Weeks later, Fenn offered some photos — two of him examining the treasure and one of the treasure chest supposedly in situ, long exposed to the elements — which proved unconvincing to the doubters. If the photos of Fenn handling the treasure were taken after it was found, why did the finder bring the chest and treasure back to him?
It was all very confusing and more than a little suspicious.
Finally, more than a month after announcing that the treasure had been found, in response to many cries for him to reveal the solution and end the mystery for so many, Fenn revealed… the state in which the treasure had been found: Wyoming.
That answer satisfied some, particularly those whose solutions had pointed to other states, like New Mexico, Colorado, or Montana. But others remained upset. Understandably so. Wyoming is a pretty big state, after all.
Unfortunately, the hunt may truly be over, as Forrest Fenn passed away this week at the age of 90.
Fenn leaves behind a complicated legacy. Five deaths have been attributed to the treasure hunt, as well as numerous costly search-and-rescue operations (including one in the Grand Canyon!), several court cases, and even a break-in at Fenn’s house.
Beyond the treasure hunt, Fenn was also associated with federal investigations regarding antiquities and artifacts. In 2009, his home was raided by federal agents and several items seized. Fenn escaped charges, however.

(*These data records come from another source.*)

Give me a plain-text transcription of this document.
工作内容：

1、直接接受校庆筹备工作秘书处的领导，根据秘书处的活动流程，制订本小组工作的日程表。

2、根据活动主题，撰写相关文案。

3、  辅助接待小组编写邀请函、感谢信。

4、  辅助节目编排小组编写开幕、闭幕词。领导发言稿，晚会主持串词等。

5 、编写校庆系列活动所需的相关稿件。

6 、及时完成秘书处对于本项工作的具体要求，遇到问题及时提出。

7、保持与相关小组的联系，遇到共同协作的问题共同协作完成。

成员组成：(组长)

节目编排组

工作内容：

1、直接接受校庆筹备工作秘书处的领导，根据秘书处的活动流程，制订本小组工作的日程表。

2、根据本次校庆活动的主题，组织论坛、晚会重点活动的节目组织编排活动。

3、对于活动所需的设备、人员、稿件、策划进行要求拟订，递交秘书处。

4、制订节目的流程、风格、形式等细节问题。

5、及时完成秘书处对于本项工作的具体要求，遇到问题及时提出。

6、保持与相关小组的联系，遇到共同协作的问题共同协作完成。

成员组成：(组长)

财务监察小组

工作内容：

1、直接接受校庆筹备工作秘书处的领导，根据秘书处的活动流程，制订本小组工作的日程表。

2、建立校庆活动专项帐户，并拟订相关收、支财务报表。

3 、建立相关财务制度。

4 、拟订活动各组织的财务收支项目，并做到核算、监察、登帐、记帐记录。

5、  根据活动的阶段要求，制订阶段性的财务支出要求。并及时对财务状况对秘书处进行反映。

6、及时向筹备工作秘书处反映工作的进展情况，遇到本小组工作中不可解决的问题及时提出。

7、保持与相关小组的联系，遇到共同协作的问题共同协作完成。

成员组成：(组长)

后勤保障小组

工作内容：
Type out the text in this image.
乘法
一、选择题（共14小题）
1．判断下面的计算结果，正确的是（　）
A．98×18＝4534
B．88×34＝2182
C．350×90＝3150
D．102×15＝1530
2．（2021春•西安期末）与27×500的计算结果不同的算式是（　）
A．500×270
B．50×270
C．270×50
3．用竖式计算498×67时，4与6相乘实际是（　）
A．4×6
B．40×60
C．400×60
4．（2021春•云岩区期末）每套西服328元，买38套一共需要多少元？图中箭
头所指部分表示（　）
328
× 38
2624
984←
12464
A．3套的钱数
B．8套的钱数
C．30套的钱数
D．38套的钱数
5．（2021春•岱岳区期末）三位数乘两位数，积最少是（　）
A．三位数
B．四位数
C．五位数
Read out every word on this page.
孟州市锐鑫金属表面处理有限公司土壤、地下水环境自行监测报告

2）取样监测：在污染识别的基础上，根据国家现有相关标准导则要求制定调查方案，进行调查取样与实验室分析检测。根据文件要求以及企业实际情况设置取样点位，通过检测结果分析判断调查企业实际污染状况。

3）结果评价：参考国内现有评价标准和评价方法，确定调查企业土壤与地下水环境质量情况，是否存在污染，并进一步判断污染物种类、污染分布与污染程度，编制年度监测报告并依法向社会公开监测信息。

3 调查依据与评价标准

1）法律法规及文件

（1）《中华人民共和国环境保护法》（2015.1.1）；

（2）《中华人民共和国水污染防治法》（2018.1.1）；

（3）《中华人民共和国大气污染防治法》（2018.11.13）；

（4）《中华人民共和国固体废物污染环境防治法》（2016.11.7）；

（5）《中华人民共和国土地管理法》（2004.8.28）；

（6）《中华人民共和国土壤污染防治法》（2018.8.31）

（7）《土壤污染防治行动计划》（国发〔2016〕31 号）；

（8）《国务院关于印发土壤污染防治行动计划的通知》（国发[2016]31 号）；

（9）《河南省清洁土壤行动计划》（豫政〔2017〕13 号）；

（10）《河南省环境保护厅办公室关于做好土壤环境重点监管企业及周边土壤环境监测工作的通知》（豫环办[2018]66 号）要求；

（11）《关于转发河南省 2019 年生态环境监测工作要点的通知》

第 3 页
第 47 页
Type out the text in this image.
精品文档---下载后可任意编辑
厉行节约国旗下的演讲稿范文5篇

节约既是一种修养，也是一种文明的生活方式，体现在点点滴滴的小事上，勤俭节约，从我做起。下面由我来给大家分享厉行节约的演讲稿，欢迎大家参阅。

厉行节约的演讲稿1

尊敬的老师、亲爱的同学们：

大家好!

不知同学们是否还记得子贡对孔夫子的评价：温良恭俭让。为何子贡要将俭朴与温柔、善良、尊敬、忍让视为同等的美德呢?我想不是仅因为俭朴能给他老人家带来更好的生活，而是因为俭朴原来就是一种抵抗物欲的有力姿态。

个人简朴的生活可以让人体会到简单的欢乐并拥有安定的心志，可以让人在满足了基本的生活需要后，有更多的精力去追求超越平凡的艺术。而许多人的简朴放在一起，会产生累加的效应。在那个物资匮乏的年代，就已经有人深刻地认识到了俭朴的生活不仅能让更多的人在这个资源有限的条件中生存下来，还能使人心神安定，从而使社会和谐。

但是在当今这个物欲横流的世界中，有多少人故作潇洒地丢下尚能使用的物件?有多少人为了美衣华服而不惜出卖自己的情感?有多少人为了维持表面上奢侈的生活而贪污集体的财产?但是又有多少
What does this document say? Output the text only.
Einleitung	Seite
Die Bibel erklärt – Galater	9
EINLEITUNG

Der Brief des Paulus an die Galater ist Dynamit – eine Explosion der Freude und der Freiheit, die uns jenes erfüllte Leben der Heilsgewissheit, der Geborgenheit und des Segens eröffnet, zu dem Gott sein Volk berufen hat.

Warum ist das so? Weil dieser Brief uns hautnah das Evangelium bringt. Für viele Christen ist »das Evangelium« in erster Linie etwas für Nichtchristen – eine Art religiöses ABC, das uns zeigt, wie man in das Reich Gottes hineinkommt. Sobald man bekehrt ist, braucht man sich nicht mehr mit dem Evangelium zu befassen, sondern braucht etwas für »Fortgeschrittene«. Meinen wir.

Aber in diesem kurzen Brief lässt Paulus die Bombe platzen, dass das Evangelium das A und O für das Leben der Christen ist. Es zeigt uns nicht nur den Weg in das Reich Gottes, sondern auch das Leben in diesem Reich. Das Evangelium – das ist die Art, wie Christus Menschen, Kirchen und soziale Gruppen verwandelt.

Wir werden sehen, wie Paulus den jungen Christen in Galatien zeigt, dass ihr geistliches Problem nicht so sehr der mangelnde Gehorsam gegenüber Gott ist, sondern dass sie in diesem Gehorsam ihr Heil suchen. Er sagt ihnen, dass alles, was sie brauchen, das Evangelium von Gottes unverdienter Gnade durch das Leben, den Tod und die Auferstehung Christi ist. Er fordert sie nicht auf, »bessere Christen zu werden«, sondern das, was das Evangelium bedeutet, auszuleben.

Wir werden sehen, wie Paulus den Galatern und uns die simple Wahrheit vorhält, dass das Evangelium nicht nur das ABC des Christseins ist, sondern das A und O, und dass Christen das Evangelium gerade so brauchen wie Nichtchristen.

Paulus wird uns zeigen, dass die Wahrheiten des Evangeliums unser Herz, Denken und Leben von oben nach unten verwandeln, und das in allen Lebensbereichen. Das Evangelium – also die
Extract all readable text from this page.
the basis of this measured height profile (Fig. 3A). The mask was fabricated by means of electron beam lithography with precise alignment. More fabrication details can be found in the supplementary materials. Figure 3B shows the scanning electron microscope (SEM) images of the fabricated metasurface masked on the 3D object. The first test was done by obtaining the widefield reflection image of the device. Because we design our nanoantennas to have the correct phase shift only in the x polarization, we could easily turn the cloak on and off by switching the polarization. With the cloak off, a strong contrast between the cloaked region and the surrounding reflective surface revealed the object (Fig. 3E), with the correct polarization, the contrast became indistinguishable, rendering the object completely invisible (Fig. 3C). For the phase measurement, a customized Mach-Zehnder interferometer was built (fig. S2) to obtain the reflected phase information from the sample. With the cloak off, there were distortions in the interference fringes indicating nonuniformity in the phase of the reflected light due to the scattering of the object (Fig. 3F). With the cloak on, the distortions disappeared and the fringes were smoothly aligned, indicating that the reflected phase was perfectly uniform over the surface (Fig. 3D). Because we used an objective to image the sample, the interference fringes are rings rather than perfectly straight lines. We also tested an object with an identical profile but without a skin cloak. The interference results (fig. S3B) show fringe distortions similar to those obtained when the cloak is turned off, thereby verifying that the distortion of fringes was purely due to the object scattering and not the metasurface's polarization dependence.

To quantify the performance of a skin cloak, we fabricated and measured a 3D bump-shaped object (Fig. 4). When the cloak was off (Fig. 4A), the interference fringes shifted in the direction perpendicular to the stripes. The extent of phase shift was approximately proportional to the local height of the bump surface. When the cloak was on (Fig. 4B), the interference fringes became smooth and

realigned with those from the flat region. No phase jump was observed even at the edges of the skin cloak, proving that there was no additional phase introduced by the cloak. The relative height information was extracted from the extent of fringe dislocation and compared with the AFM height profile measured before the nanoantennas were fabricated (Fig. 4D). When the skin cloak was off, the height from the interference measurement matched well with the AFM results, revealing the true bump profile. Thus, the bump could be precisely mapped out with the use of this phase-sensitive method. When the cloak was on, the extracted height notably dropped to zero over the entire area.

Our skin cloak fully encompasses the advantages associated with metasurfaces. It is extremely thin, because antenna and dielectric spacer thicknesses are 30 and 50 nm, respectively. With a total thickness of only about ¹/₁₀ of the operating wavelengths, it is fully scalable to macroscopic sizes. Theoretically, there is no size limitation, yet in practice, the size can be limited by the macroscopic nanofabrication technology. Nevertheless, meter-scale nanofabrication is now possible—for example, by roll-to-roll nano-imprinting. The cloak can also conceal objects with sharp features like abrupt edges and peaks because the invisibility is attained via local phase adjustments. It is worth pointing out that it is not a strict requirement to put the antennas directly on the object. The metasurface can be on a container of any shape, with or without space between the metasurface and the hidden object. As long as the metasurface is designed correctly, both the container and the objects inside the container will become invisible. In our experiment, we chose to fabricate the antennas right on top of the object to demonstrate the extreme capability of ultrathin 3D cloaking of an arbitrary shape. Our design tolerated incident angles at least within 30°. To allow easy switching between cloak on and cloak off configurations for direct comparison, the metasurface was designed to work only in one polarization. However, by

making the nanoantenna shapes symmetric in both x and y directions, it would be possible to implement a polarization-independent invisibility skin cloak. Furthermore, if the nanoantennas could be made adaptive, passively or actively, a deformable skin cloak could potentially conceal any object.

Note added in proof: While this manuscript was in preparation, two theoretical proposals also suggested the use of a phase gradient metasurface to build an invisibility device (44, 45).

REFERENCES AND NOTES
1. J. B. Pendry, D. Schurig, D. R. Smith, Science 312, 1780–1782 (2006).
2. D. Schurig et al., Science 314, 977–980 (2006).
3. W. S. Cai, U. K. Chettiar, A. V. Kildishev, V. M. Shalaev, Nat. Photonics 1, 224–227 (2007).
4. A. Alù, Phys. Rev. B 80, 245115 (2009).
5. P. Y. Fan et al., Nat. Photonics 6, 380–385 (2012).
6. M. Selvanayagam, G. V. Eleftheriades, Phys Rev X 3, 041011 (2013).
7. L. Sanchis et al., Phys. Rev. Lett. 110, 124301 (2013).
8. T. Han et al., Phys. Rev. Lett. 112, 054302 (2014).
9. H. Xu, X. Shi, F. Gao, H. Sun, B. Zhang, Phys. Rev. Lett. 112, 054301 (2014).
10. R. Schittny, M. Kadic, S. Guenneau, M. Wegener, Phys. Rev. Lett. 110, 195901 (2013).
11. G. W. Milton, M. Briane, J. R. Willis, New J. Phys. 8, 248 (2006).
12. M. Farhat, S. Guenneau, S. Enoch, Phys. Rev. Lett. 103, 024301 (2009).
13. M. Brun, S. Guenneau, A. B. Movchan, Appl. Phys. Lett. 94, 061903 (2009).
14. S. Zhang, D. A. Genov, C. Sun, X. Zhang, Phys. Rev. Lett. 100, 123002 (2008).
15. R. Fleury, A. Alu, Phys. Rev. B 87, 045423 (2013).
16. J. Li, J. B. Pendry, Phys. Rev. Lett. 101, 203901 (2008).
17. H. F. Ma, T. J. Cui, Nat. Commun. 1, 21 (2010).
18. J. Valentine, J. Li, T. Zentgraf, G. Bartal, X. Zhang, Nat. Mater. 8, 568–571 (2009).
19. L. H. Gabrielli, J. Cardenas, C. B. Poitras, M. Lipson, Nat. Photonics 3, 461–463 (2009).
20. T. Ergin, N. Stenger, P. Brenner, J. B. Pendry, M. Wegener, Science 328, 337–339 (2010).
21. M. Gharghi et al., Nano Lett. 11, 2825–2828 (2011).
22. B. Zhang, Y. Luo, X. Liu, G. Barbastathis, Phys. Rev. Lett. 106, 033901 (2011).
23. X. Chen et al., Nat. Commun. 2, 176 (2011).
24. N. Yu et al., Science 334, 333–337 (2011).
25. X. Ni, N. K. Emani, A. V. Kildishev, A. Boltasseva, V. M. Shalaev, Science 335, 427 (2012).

Regardless, many hunters and admirers are in mourning, sending heartfelt messages in celebration of the man who enriched their lives with this curious endeavor.
But, once again, solvers have been left without a definitive solution. In an interview, Fenn claimed there is a way to verify that the chest was found even after he’d gone, but he didn’t specify how.
And now, his passing has reignited the doubters, who find the timing of everything all the more suspect. Exactly ten years after it was first hidden, the treasure is found by an unidentified seeker, a virtual ghost. Then a few months later, Fenn passes away.
[Image courtesy of The Santa Fe New Mexican.]
The idea that he wanted to end the hunt (or the hoax) before his passing does seem more plausible, given the timing. It’s especially notable given that he claimed on more than one occasion that his dream was to pass away BESIDE the treasure, and achieve immortality by being found with the treasure, as if we were an Egyptian pharaoh or something.
We don’t know if this is truly the end for “The Thrill of the Chase” and all those treasure hunters over the last decade.
What we do know is that an inventive and captivating figure brought his love of nature, the outdoors, and adventure to thousands of strangers through his treasure hunt. And whether it was real or fake, the magic of that puzzle, and the good times they had trying to solve it, can never be taken away from them.
Farewell, Forrest. Thank you for the mystery.